Monday, March 17, 2008

The Patent Reform Act [2007] and the Small Inventor [International]

A federal bill expected to receive a vote from the Senate this year would trigger the most radical changes to the U.S. patent system in more than 50 years. Supporters of the Patent Reform Act of 2007 want to switch to a “first-to-file” system that would grant patent rights to the first person to file an application. The United States is the lone country still using a “first-to-invent” system that rewards an inventor who first conceives the innovation, even if another person submits an earlier application.

The results can be costly, complex and time-consuming. When at least two people file an application on the same invention, the Patent Trademark Office conducts a trial, known as an interference proceeding, to determine the first inventor. Eliminating interferences and aligning the United States with the rest of the world are the main arguments for switching to a first-to-file system. But opponents argue the change would harm solo inventors and small companies, which account for about 45 percent of patent applications.

Here’s why: The new system would create a race to the Patent Trademark Office, and the entity most likely to win is the one with the most resources—corporations with deep pockets. They’re less concerned about filing fees and are more likely to file an application even though the commercial benefit of the technology may be risky. Small businesses, on the other hand, will wait to file until they’re certain a market exists for the product before committing funds for filing fees.
Filing fees range from $500 to $1,000. But navigating the lengthy process, which typically takes two to three years, often requires legal assistance. Attorney fees can push the costs for a simple invention to $20,000 and to $40,000 for a complex filing.

With 1.6 million active patents in the United States, the possibility of infringement has led to more litigation, particularly within the technology sector. Microsoft Corp. is among larger software developers that support a first-to-file system because the company is often forced to fend off infringement suits brought later by smaller competitors. Unlike the auto industry, for instance, in which large sums of money are necessary to produce an innovation, an independent inventor sitting at his kitchen table can develop software.

Some of the litigation stems from what is known as “patent trolling,” a term used to describe an individual or company that holds a patent with no intention of marketing an idea or making a product.
The patent holder instead waits for another company to develop a similar product and then threatens it with expensive patent-infringement lawsuits to extract large monetary settlements. Under the reform act, a new venue would provide a less expensive and more streamlined way to hash out disagreements. It would allow anyone to seek cancellation of an existing patent within a year of its approval. The proceeding, however, would be available only for patents issued after the date of the bill’s enactment.
The bill also would change how patent damages are calculated, including limitations on their availability for willful infringement. Proponents of changing the damage provisions argue that large patent awards are excessive compared to the actual value of the patent.
Further, budget limitations of not-for-profit universities often constrain the resources they can devote to rapidly filing patent applications, making it more difficult for them under a first-to-file system. Not everyone is convinced reform is needed. Pharmaceutical firms such as locally based Eli Lilly and Co. are satisfied with the current system and depend upon court injunctions to stop generic drugmakers from infringing upon their patents.

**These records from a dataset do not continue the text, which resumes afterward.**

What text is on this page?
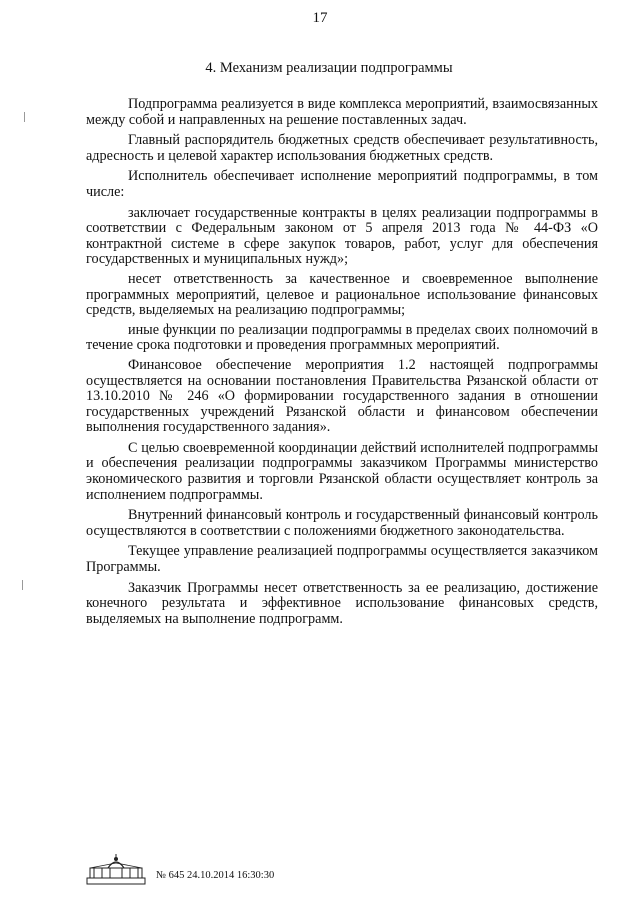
17
4. Механизм реализации подпрограммы

Подпрограмма реализуется в виде комплекса мероприятий, взаимосвязанных между собой и направленных на решение поставленных задач.

Главный распорядитель бюджетных средств обеспечивает результативность, адресность и целевой характер использования бюджетных средств.

Исполнитель обеспечивает исполнение мероприятий подпрограммы, в том числе:

заключает государственные контракты в целях реализации подпрограммы в соответствии с Федеральным законом от 5 апреля 2013 года № 44-ФЗ «О контрактной системе в сфере закупок товаров, работ, услуг для обеспечения государственных и муниципальных нужд»;

несет ответственность за качественное и своевременное выполнение программных мероприятий, целевое и рациональное использование финансовых средств, выделяемых на реализацию подпрограммы;

иные функции по реализации подпрограммы в пределах своих полномочий в течение срока подготовки и проведения программных мероприятий.

Финансовое обеспечение мероприятия 1.2 настоящей подпрограммы осуществляется на основании постановления Правительства Рязанской области от 13.10.2010 № 246 «О формировании государственного задания в отношении государственных учреждений Рязанской области и финансовом обеспечении выполнения государственного задания».

С целью своевременной координации действий исполнителей подпрограммы и обеспечения реализации подпрограммы заказчиком Программы министерство экономического развития и торговли Рязанской области осуществляет контроль за исполнением подпрограммы.

Внутренний финансовый контроль и государственный финансовый контроль осуществляются в соответствии с положениями бюджетного законодательства.

Текущее управление реализацией подпрограммы осуществляется заказчиком Программы.

Заказчик Программы несет ответственность за ее реализацию, достижение конечного результата и эффективное использование финансовых средств, выделяемых на выполнение подпрограмм.

№ 645 24.10.2014 16:30:30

Indeed, from 1996 to 2006, the number of patent applications more than doubled from about 200,000 to 450,000, according to the PTO. Nearly 1.1 million applications are currently pending, and 760,000 of those still await first action. The average time it takes to get approval is 32 months.

To shave the backlog, the PTO hired 1,200 patent examiners in 2007 and has plans to employ 1,200 more examiners this year. Compounding the problem of delays is that the tedious work leads one of every two examiners to leave the job within the first year.